The California Public Utilities Commission adopted this week requirements for gas utilities to reduce methane leaks and improve worker training. The approval of “best practices” to control methane, a powerful greenhouse gas that’s also explosive, counters a recent move by the federal government to reverse similar requirements set by the Obama Administration.

In the state capitol, lawmakers are digging in on a course toward a low-carbon economy in California. They announced a series of hearings this summer aimed at shaping the California Air Resources Board’s master plan for slashing greenhouse gases.

Aliso Canyon’s ongoing closure may be a problem for some, but for the battery energy storage industry it’s been an outright boon.

The Energy Commission launched a series of clean energy projects this week with its power of the purse.

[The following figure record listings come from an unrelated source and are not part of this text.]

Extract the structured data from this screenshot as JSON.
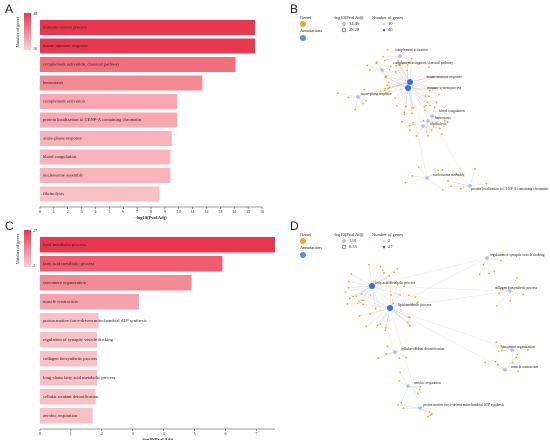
{
  "chart_data": [
    {
      "type": "bar",
      "orientation": "horizontal",
      "label": "A",
      "categories": [
        "immune system process",
        "innate immune response",
        "complement activation, classical pathway",
        "hemostasis",
        "complement activation",
        "protein localization to CENP-A containing chromatin",
        "acute-phase response",
        "blood coagulation",
        "nucleosome assembly",
        "fibrinolysis"
      ],
      "values": [
        15.5,
        15.5,
        14.1,
        11.7,
        9.9,
        9.9,
        9.5,
        9.4,
        9.4,
        8.6
      ],
      "colors": [
        "#e8384f",
        "#e8384f",
        "#f0707e",
        "#f28a96",
        "#f7a8b1",
        "#f7a8b1",
        "#f8b4bc",
        "#f8b4bc",
        "#f8b4bc",
        "#f9c0c6"
      ],
      "xlabel": "-log10(Pval Adj)",
      "xlim": [
        0,
        16
      ],
      "xticks": [
        0,
        1,
        2,
        3,
        4,
        5,
        6,
        7,
        8,
        9,
        10,
        11,
        12,
        13,
        14,
        15,
        16
      ],
      "colorbar_label": "Number of genes",
      "colorbar_ticks": [
        40,
        10
      ],
      "colorbar_colors": [
        "#e8384f",
        "#fbd0d5"
      ]
    },
    {
      "type": "bar",
      "orientation": "horizontal",
      "label": "C",
      "categories": [
        "lipid metabolic process",
        "fatty acid metabolic process",
        "sarcomere organization",
        "muscle contraction",
        "proton motive force-driven mitochondrial ATP synthesis",
        "regulation of synaptic vesicle docking",
        "collagen biosynthetic process",
        "long-chain fatty acid metabolic process",
        "cellular oxidant detoxification",
        "aerobic respiration"
      ],
      "values": [
        7.6,
        5.9,
        4.9,
        3.2,
        1.9,
        1.85,
        1.85,
        1.85,
        1.8,
        1.7
      ],
      "colors": [
        "#e8384f",
        "#ee5d6e",
        "#f28a96",
        "#f6a2ac",
        "#f9c0c6",
        "#f9c0c6",
        "#f9c0c6",
        "#f9c0c6",
        "#f9c0c6",
        "#f9c0c6"
      ],
      "xlabel": "-log10(Pval Adj)",
      "xlim": [
        0,
        7.6
      ],
      "xticks": [
        0,
        1,
        2,
        3,
        4,
        5,
        6,
        7
      ],
      "colorbar_label": "Number of genes",
      "colorbar_ticks": [
        27,
        2
      ],
      "colorbar_colors": [
        "#e8384f",
        "#fbd0d5"
      ]
    }
  ],
  "networks": [
    {
      "label": "B",
      "genes": "Genes",
      "annotations": "Annotations",
      "size_title": "-log10(Pval Adj)",
      "size_values": [
        14.46,
        28.28
      ],
      "count_title": "Number of genes",
      "count_values": [
        10,
        40
      ],
      "nodes": [
        "complement activation",
        "complement activation, classical pathway",
        "innate immune response",
        "immune system process",
        "acute-phase response",
        "blood coagulation",
        "hemostasis",
        "fibrinolysis",
        "nucleosome assembly",
        "protein localization to CENP-A containing chromatin"
      ]
    },
    {
      "label": "D",
      "genes": "Genes",
      "annotations": "Annotations",
      "size_title": "-log10(Pval Adj)",
      "size_values": [
        1.91,
        8.33
      ],
      "count_title": "Number of genes",
      "count_values": [
        2,
        27
      ],
      "nodes": [
        "regulation of synaptic vesicle docking",
        "fatty acid metabolic process",
        "lipid metabolic process",
        "collagen biosynthetic process",
        "sarcomere organization",
        "cellular oxidant detoxification",
        "muscle contraction",
        "aerobic respiration",
        "proton motive force-driven mitochondrial ATP synthesis"
      ]
    }
  ]
}
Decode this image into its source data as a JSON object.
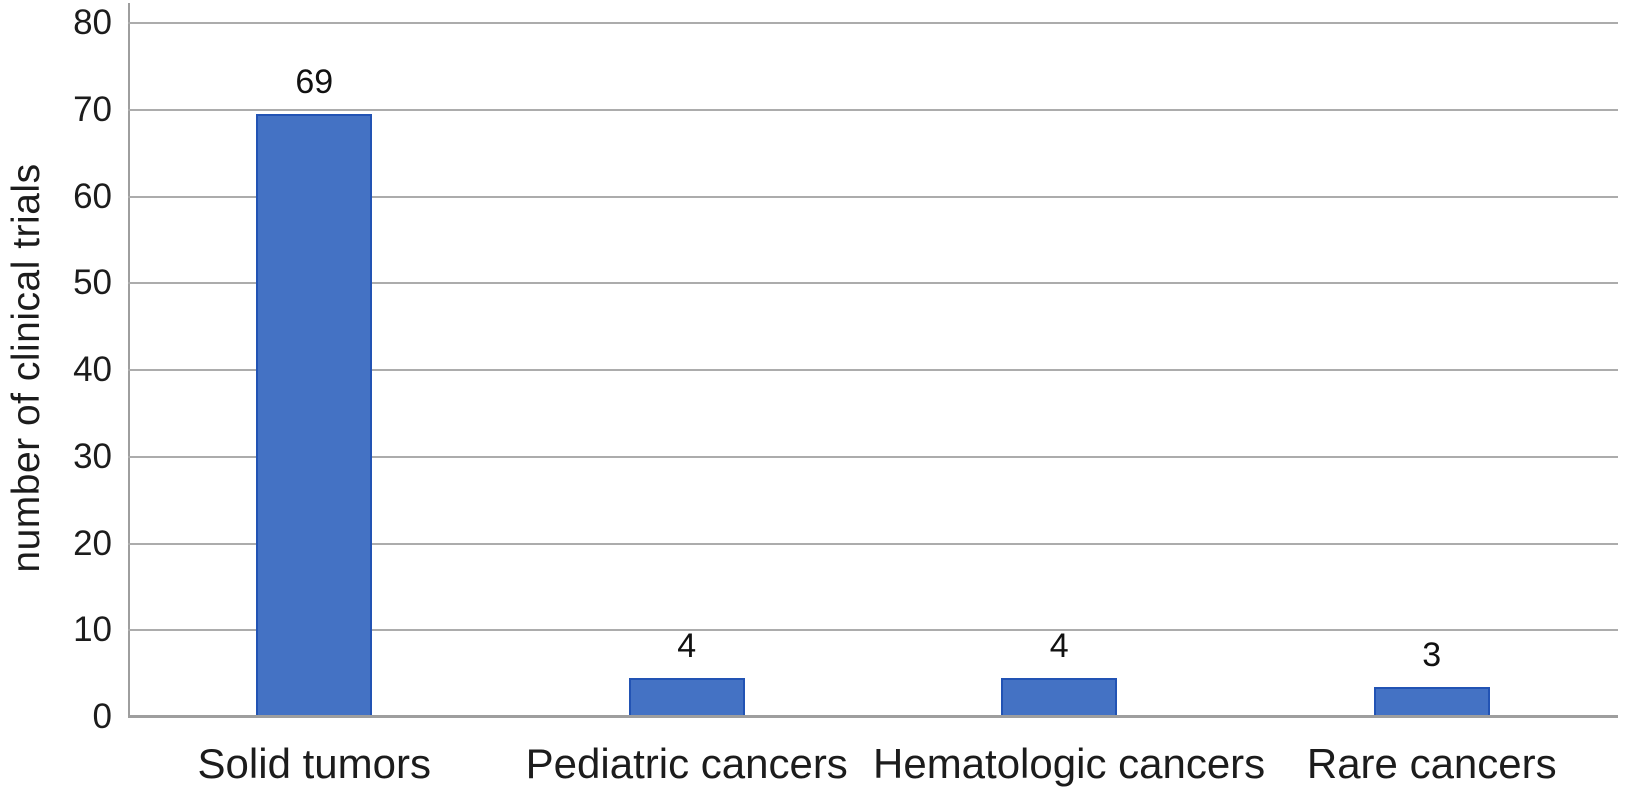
{
  "chart_data": {
    "type": "bar",
    "title": "",
    "categories": [
      "Solid tumors",
      "Pediatric cancers",
      "Hematologic cancers",
      "Rare cancers"
    ],
    "values": [
      69,
      4,
      4,
      3
    ],
    "xlabel": "",
    "ylabel": "number of clinical trials",
    "ylim": [
      0,
      80
    ],
    "yticks": [
      0,
      10,
      20,
      30,
      40,
      50,
      60,
      70,
      80
    ],
    "grid": "horizontal",
    "legend_position": "none",
    "bar_fill_color": "#4472c4",
    "bar_border_color": "#2253b4",
    "gridline_color": "#acacac",
    "axis_line_color": "#9e9e9e",
    "text_color": "#1c1c1c"
  }
}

California utilities are good at efficiency, says a national organization in a scorecard, but Massachusetts utilities are even better. Meanwhile, another ranking shows that despite all the attention California gets for its renewable energy programs, the state doesn’t get a medal when it comes to solar and wind power installations, ranking number five among the states.

Mayors in Los Angeles and Long Beach reaffirm their commitment to electrify the nation’s largest port complex, but don’t hold your breath.

This week’s JUICE column contemplates the potential end of the road for building big natural gas power plants in California. Meanwhile, the Energy Commission agrees to study whether a proposed gas plant in Oxnard is really needed.